There are a couple of things we need to understand about this statement. In the first place, the word that is translated “perfect” literally means “be complete.” So often, the New Testament and the Old Testament will describe people as being upright and righteous—not in the sense that they have achieved total moral perfection, but rather that they have reached a singular level of maturity in their growth in terms of spiritual integrity. However, in this statement, it’s certainly legitimate to translate it using the English word perfect. For example, “Be ye complete as your heavenly Father is complete.” Now remember that your heavenly Father is perfectly complete! So if we are to mirror God in that way, we are to mirror him in his moral excellence as well as in other ways.
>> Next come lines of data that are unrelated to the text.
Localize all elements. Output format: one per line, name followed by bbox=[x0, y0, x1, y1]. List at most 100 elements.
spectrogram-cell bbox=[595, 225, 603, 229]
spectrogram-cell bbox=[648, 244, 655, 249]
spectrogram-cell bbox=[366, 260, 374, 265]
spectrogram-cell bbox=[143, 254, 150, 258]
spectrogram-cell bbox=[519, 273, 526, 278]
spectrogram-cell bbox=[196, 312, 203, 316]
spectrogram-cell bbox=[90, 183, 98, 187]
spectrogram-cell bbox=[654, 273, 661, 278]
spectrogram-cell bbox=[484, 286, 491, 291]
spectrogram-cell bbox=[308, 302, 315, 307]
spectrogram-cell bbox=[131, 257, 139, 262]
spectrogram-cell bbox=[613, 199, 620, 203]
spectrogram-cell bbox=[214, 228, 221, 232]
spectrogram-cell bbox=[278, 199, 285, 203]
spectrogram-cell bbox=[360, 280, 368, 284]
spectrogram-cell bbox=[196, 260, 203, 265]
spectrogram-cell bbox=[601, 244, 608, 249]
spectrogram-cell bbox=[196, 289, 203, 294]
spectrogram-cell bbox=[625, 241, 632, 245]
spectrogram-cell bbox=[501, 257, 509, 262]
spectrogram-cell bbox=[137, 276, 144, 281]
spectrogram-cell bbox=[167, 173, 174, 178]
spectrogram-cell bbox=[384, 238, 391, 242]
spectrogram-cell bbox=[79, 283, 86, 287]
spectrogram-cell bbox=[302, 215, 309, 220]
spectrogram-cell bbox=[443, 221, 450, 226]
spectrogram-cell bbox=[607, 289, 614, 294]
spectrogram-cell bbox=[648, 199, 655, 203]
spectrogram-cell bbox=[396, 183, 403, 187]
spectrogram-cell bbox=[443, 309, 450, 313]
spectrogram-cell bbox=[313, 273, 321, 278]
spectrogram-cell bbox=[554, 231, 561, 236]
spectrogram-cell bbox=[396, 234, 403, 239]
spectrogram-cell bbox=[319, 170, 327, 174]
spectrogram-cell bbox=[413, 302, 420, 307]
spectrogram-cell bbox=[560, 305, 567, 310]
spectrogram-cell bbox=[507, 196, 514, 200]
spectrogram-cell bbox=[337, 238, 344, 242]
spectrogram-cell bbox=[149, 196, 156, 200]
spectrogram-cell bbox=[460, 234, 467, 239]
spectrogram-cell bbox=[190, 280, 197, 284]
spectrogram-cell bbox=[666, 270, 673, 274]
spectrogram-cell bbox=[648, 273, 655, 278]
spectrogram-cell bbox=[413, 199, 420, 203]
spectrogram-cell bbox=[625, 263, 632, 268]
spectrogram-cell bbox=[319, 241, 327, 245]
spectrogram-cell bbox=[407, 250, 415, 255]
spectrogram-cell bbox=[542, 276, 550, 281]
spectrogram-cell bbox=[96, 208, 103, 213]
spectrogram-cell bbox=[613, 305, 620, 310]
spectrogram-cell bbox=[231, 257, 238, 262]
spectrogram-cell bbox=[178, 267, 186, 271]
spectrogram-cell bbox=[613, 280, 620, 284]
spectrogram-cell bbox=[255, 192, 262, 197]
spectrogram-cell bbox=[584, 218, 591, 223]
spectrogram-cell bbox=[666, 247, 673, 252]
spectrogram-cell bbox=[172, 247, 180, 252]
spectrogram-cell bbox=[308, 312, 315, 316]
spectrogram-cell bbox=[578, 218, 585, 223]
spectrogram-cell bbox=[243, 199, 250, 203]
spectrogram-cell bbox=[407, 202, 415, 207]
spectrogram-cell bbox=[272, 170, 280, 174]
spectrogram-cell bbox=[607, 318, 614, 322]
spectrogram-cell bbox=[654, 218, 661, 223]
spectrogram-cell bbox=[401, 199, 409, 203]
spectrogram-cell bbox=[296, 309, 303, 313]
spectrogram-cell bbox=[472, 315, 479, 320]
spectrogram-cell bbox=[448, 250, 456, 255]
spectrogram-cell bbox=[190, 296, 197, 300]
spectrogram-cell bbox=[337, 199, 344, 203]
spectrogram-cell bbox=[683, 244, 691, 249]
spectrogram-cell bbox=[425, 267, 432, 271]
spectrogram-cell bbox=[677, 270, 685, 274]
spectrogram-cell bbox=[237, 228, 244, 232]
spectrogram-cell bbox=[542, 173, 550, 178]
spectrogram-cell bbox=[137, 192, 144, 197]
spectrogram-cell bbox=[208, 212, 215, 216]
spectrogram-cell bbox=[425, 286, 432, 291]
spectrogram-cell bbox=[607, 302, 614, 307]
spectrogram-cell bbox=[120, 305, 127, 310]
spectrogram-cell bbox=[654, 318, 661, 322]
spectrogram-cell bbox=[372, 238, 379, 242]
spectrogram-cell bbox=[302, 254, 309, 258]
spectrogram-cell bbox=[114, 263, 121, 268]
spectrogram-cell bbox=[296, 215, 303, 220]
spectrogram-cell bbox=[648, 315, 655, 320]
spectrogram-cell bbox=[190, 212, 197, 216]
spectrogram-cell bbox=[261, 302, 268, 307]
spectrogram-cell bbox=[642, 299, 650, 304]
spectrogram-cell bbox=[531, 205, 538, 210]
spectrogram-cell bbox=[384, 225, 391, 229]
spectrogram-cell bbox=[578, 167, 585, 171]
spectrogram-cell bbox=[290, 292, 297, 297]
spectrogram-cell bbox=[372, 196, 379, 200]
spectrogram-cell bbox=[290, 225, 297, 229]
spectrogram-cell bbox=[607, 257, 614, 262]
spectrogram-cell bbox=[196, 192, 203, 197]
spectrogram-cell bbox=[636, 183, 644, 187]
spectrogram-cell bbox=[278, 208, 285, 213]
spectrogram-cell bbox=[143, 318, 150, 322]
In fact, the basic call to a person in this world is to be a reflection of the character of God. That’s what it means to be created in the image of God. Long before the Sermon on the Mount, God required the people of Israel to reflect his character when he said to them, “Be ye holy even as I am holy.” He set them apart to be holy ones. The New Testament word for that is saints.
Now to the question of whether we can, in fact, achieve moral perfection in this world. If Jesus says to be perfect, the assumption would be that he would not require us to do something that is impossible for us to achieve. Therefore, there are Christians, many Christians, who believe that, indeed, it is possible for a person to reach a state of moral perfection in this life. That view is called perfectionism, and people develop a theology whereby there’s a special work of the Holy Spirit that gives them victory over all sin or all intentional sin that renders them morally perfect in this world. The mainstream of Christianity, however, has resisted the doctrine of perfectionism chiefly because we see the record of the greatest saints in biblical history and in church history who to a person confessed the fact that they, to their dying day, struggled with ongoing sin in their lives. Not the least of which, of course, was the apostle Paul, who talked about his ongoing struggle with sin.
Can a person be perfect? Theoretically, the answer to that is yes. The New Testament tells us that with every temptation we meet, God gives us a way to escape that temptation. He always gives us enough grace to overcome sin. So sin in the Christian life, I would say, is inevitable because of our weakness and because of the multitude of opportunities we have to sin. But on a given occasion, it is never, ever necessary. So in that sense, we could theoretically be perfect, though none of us is.